One Columbia family claims the school district broke the law allowing a student club to advertise around the school.

Seventh-grader Summer Allen, along with her parents, spoke to the Columbia Board of Education Monday night about Smithton Middle School’s Gay-Straight Alliance. They claim the district should have done more to inform Smithton parents about the club’s intention.

Summer told ABC 17 News, with permission from her parents, that she first saw posters for the club last school year. She said she thought nothing of it, until they appeared with more frequency around the school this year.

That’s when she brought the issue up to her father, who had problems with it.

“He was giving me information about how that’s verbal sexual harassment, and it’s against the law for them to be doing that,” Summer said.

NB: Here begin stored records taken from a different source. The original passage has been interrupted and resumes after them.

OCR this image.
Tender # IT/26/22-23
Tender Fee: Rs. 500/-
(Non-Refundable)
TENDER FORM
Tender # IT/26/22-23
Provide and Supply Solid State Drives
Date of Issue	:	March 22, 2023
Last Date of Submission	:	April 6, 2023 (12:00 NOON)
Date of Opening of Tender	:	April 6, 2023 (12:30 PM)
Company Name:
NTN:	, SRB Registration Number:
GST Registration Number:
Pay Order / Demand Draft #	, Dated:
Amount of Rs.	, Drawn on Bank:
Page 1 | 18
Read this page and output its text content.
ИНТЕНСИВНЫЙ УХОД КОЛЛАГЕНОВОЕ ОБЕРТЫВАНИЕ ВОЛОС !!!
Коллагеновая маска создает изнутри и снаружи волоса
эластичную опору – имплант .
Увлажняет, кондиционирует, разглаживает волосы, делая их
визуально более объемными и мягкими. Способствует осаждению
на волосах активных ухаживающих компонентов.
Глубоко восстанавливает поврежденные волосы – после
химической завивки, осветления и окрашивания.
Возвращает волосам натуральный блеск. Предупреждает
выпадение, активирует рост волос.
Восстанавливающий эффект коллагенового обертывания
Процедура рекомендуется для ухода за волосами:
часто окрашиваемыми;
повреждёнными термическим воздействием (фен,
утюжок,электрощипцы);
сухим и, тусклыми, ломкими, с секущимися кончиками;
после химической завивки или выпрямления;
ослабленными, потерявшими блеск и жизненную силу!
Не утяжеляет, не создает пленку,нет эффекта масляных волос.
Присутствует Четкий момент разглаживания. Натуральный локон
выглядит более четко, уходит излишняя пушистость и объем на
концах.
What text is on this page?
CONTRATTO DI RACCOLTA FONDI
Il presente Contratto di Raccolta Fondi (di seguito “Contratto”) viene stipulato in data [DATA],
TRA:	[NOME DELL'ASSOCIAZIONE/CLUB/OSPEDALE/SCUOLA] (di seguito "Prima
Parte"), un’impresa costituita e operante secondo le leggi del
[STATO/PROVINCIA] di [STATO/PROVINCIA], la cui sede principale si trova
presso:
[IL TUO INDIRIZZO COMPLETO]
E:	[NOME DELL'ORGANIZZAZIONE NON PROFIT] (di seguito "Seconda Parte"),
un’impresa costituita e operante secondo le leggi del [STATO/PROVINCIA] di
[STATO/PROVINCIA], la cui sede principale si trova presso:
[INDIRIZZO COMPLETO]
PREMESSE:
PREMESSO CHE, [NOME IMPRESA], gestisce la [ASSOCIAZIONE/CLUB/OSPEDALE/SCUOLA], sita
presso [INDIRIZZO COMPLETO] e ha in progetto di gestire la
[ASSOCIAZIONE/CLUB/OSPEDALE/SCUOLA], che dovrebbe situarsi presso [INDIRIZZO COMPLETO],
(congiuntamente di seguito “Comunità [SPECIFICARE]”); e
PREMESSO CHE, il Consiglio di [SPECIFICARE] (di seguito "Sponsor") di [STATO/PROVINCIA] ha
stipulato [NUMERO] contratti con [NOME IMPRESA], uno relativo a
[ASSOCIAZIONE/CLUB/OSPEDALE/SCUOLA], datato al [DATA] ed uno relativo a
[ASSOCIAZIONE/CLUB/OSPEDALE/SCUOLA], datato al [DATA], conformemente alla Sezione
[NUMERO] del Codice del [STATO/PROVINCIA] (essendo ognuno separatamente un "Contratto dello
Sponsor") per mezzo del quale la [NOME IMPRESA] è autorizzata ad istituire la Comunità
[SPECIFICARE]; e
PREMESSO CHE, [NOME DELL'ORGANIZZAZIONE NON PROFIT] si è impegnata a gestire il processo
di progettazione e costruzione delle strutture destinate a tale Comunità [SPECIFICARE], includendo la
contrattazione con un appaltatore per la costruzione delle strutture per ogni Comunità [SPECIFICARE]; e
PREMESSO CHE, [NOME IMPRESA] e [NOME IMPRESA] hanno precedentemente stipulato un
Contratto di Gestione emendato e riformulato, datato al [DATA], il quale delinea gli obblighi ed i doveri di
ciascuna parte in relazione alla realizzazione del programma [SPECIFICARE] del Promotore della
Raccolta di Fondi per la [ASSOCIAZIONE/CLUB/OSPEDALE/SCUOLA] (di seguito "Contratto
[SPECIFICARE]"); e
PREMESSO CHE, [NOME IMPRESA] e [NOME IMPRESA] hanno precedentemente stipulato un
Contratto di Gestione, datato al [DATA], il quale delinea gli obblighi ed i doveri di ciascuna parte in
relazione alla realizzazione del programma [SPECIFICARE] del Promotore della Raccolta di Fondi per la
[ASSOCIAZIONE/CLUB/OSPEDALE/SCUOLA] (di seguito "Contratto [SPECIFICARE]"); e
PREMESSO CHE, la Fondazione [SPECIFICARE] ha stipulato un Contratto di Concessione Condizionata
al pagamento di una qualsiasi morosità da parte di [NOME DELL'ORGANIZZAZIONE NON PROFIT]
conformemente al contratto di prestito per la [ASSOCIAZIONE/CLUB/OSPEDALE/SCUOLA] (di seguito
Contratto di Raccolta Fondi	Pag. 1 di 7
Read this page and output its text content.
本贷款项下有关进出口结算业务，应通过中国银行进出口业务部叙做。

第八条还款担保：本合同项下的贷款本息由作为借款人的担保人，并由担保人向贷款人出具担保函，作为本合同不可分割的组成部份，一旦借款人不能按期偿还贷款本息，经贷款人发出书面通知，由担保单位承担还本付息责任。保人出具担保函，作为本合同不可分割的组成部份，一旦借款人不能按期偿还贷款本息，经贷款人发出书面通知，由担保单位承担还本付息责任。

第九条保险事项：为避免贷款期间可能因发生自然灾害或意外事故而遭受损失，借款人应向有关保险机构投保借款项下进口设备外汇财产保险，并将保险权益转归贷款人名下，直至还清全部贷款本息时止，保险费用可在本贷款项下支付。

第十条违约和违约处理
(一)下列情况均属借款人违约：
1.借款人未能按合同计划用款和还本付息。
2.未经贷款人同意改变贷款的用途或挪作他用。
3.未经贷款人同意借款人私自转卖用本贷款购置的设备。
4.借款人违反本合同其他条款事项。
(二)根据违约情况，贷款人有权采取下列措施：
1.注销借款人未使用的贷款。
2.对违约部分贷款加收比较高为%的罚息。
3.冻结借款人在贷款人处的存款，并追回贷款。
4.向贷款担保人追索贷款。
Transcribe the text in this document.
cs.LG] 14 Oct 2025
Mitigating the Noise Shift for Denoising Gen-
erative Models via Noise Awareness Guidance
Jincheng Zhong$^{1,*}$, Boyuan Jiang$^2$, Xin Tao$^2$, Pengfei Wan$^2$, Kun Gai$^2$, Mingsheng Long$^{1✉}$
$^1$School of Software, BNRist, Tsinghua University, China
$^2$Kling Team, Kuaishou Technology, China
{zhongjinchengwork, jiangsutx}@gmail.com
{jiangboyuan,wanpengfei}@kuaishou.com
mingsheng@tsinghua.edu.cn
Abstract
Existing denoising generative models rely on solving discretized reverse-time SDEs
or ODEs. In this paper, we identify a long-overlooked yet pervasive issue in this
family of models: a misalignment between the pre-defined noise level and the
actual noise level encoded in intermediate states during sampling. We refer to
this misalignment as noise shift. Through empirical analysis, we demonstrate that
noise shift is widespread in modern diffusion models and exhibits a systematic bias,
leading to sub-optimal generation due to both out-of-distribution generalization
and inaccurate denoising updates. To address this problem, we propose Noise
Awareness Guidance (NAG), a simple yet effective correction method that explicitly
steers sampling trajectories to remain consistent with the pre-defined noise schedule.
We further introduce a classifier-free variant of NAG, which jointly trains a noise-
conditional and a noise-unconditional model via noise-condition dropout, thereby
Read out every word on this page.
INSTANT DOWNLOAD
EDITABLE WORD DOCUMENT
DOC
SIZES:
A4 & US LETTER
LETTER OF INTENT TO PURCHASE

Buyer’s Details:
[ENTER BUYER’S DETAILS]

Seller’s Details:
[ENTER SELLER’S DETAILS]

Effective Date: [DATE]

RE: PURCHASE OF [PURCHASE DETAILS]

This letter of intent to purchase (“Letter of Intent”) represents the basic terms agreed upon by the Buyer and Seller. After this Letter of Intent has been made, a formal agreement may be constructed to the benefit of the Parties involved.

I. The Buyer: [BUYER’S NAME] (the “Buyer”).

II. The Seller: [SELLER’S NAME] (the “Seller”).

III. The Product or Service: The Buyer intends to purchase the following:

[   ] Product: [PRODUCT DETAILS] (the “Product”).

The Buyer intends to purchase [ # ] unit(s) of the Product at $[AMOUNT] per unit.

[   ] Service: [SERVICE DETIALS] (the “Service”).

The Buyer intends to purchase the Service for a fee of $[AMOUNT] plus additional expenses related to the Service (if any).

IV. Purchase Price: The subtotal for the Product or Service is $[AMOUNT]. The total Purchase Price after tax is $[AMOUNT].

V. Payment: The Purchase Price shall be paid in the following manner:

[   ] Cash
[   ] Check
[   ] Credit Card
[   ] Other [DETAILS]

Ken Allen, Summer’s father, brought a poster to the Monday meeting that he tore down from the school’s hallway during a parent-teacher conference this school year. The poster features several hands covering a heart, and marked with different terms such as “lesbian,” “pansexual,” and “transgender.”

Ken Allen said he took the sign down “in a fit of rage,” and accused the district of not being transparent about the club. He said school administrators chased him from the school for tearing the sign down.

“I think that parents that want to have this conversation with their children should, in the home,” Ken Allen said. “I think that just like certain other topics, such as religion and Christianity, that perhaps the school, in and of itself, should not be the proper place for this conversation.”

The school’s website lists the Gay-Straight Alliance as one of its clubs. The club “welcomes all lesbian, gay, bisexual, transgender, queer, questioning and straight youth to come and talk about any issues concerning them,” according to its description online.

CPS spokeswoman Michelle Baumstark said the poster does not violate state law, since it’s a promotional poster for a club. The law the Allens cite requires a district to notify parents of the content of their human sexuality instruction, and allow parents to remove their child from that instruction.

Baumstark confirmed the confrontation at Smithton Middle School over the poster, adding that Allen also sought out the school’s principals over the situation. She said that school officials decided not to pursue charges against Allen for taking the sign.

It’s at least the second time the district has dealt with criticism over LGBTQ-related material at a school this year. CPS took down some posters showing celebrities in the LGBTQ community at Gentry Middle School after parents complained about them in October.